Cerca de um ano depois de sua partida de Portugal, Martim Afonso de Sousa
fundou, em janeiro de 1532, a vila de São Vicente, o primeiro núcleo efetivo
dos portugueses no Brasil.
Martim
Afonso chegou à colônia com poderes judiciais sobre os demais homens que
auxiliariam na colonização, bem como sobre os nativos e portugueses que
habitavam o Brasil. Também ficou sob sua responsabilidade a missão de criar
cargos judiciários e administrativos, necessários para o processo de
colonização, e iniciar a distribuição de terras entre os colonizadores.
Ao
redor da vila fundada por Martim Afonso de Sousa foram se organizando os
primeiros engenhos de açúcar – base econômica do início da colonização.
Discutiremos isso à frente, mas é importante enfatizarmos que os engenhos
portugueses foram em grande parte construídos graças ao capital holandês. A cana-de-açúcar também
foi introduzida no Brasil por Martim Afonso de Sousa, dono do primeiro engenho
erguido na colônia, e auxiliado pelo capital do holandês Johann van Hielst –
conhecido pelos portugueses como João Vaniste.
Há
uma explicação para a interferência e participação dos holandeses,
principalmente no início da colonização. Portugal enfrentou significativos
problemas ao iniciar a colonização, sendo que um dos maiores remetia à falta de
capital (dinheiro) para colocar em prática o projeto colonizador. É nesse ponto
que temos a participação dos holandeses, em sua maioria banqueiros e mercadores
que, havia tempos, estavam associados com os portugueses, e passaram a financiar
as construções dos engenhos e de outras inúmeras atividades econômicas da
colônia.
Representação
de um engenho de açúcar do período colonial. Dê uma olhada na evidente relação
com o trabalho escravo.
Vários
fatores justificam a escolha da cana-de-açúcar como mercadoria a ser produzida
na colônia. Portugal já havia iniciado a produção de açúcar, através do cultivo
da cana-de-açúcar, antes do descobrimento do Brasil.
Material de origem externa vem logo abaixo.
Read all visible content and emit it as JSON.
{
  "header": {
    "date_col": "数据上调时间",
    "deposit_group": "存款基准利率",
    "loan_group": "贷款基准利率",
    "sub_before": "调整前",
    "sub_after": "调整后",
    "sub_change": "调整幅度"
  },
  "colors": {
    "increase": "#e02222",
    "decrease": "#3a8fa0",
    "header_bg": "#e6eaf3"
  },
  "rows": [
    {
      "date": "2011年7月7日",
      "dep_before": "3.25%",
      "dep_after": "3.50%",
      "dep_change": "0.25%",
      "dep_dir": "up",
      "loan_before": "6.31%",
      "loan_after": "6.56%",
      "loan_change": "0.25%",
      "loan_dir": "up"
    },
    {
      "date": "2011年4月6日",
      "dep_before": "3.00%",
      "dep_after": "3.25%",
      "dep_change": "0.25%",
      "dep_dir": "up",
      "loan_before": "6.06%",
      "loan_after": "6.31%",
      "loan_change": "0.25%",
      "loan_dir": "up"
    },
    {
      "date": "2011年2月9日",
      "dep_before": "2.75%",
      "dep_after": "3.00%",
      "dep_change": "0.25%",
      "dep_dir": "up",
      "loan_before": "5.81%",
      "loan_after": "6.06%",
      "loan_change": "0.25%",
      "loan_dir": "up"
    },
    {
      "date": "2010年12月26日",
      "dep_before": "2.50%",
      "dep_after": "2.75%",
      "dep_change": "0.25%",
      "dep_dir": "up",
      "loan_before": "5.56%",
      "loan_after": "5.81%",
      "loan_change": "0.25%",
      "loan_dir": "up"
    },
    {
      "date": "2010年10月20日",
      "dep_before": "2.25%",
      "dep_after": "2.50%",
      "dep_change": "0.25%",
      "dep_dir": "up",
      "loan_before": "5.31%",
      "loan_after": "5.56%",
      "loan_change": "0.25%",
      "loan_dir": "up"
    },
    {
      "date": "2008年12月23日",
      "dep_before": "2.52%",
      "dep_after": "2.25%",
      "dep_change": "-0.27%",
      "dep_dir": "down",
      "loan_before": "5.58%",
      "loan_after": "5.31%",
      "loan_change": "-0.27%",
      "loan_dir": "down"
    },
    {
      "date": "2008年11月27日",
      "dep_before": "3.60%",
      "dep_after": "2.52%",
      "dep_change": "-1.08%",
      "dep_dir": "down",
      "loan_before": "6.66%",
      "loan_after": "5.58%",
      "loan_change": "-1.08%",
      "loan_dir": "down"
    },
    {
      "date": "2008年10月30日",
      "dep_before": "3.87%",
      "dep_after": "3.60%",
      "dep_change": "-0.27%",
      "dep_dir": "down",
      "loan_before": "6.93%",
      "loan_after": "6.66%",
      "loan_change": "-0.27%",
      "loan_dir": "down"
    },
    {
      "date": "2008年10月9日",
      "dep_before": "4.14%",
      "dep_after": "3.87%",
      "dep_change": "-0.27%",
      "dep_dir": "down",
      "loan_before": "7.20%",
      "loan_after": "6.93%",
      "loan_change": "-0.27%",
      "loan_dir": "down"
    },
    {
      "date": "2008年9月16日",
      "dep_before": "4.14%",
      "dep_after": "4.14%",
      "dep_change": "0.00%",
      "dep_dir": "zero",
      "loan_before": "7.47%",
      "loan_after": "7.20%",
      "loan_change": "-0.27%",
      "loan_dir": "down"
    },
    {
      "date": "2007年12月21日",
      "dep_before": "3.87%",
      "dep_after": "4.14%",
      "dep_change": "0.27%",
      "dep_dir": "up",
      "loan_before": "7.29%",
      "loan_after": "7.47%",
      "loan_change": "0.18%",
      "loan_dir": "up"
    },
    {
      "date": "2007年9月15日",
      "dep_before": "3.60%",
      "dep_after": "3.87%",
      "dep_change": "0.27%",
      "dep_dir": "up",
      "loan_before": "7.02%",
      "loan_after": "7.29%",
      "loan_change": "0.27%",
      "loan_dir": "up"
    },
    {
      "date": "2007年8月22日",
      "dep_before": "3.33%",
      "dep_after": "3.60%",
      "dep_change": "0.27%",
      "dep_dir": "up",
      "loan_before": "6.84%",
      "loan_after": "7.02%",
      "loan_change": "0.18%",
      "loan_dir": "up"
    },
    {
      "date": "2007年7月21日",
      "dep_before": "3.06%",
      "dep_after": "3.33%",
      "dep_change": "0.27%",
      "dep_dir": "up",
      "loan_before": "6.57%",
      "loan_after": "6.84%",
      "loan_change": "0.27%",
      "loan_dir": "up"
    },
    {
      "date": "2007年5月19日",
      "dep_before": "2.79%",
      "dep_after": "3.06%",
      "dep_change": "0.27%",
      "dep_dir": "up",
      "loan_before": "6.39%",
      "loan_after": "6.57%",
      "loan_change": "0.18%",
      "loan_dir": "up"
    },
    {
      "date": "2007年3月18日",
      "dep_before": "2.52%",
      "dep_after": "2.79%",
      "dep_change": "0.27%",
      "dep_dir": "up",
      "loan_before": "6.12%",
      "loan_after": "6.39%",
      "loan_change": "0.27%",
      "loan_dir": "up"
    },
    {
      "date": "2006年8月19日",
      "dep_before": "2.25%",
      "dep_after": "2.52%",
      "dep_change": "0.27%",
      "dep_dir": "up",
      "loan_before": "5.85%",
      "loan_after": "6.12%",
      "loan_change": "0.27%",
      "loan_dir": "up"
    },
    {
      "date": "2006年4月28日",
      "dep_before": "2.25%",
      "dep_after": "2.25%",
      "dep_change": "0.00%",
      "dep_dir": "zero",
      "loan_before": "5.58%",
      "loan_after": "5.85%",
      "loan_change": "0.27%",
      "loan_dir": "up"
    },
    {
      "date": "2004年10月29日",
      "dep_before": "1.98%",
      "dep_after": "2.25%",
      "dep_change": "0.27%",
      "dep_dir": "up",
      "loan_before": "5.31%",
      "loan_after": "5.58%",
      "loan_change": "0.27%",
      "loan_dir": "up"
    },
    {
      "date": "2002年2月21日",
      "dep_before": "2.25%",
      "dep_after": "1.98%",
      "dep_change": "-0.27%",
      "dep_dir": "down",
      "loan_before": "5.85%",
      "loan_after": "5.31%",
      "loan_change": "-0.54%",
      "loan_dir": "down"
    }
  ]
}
O açúcar português era
produzido nas ilhas de Madeira, Açores e Cabo
Verde.
Portanto,
não se tratava de uma atividade agrícola e comercial desconhecida. Atrelado a
isso está o fato de que o açúcar se tratava de
uma especiaria, “dono” de um mercado em expansão na Europa. Mas um dos
fatores mais determinantes foi a semelhança entre os climas e condições
ecológicas das ilhas atlânticas e do Brasil, principalmente do nordeste
brasileiro, muito favoráveis ao plantio de cana-de-açúcar.
A
fundação dos engenhos de açúcar tinha como objetivo povoar a colônia e
assegurar a posse para os portugueses. Os engenhos se encaixavam no sistema
econômico das plantations, ou seja, extensas plantações de um determinado
gênero agrícola – no caso, a cana-de-açúcar –, produzindo mercadorias que
fossem exportadas para o mercado europeu. Em decorrência desse sistema, as
plantations[1]
faziam com que em todas áreas onde fossem implantadas, a policultura se
tornasse atividade de caráter secundário e extremamente restrito.
A
pecuária nordestina foi importante como atividade secundária. De grande
importância na produção e manutenção do sistema açucareiro, na medida em que o
gado criado em áreas próximas às plantações de cana- de-açúcar e aos engenhos
era utilizado como força motriz para movimentar as moendas, meio de transporte
para levar cargas e trabalhadores, vestuário – com a utilização do couro do
animal – e fonte de alimento. A interiorização da pecuária se tornou um
processo de singular importância na ocupação de novas terras pelos portugueses,
como veremos.
Podemos
resumir o sistema de plantations da seguinte maneira: uma grande propriedade
agrícola, trabalhada em sua imensa maioria por escravos, com tendência a
autossuficiência, cuja produção se voltava quase que exclusivamente para o
mercado externo.
A escravidão, o engenho
de açúcar e a mão de obra
O
engenho de açúcar exigia um grande contingente de trabalhadores para que fosse
efetivamente realizada a produção do açúcar. Desde o plantio até as atividades
dentro do engenho eram necessários muitos trabalhadores. Esses trabalhadores
foram os escravos.
Os
primeiros escravos no Brasil não foram os negros e sim os índios. O processo de
escravização indígena resultou no primeiro grande genocídio português realizado
na colônia. Durante o processo de colonização, muitas tribos foram dizimadas –
principalmente as que praticavam rituais antropofágicos -, outras tantas
tiveram que fugir para áreas interioranas, onde acabaram sendo caçadas –
literalmente! É esse o termo – pelos bandeirantes. Sabemos também que muitas
das doenças trazidas pelos europeus mataram centenas de milhares de indígenas.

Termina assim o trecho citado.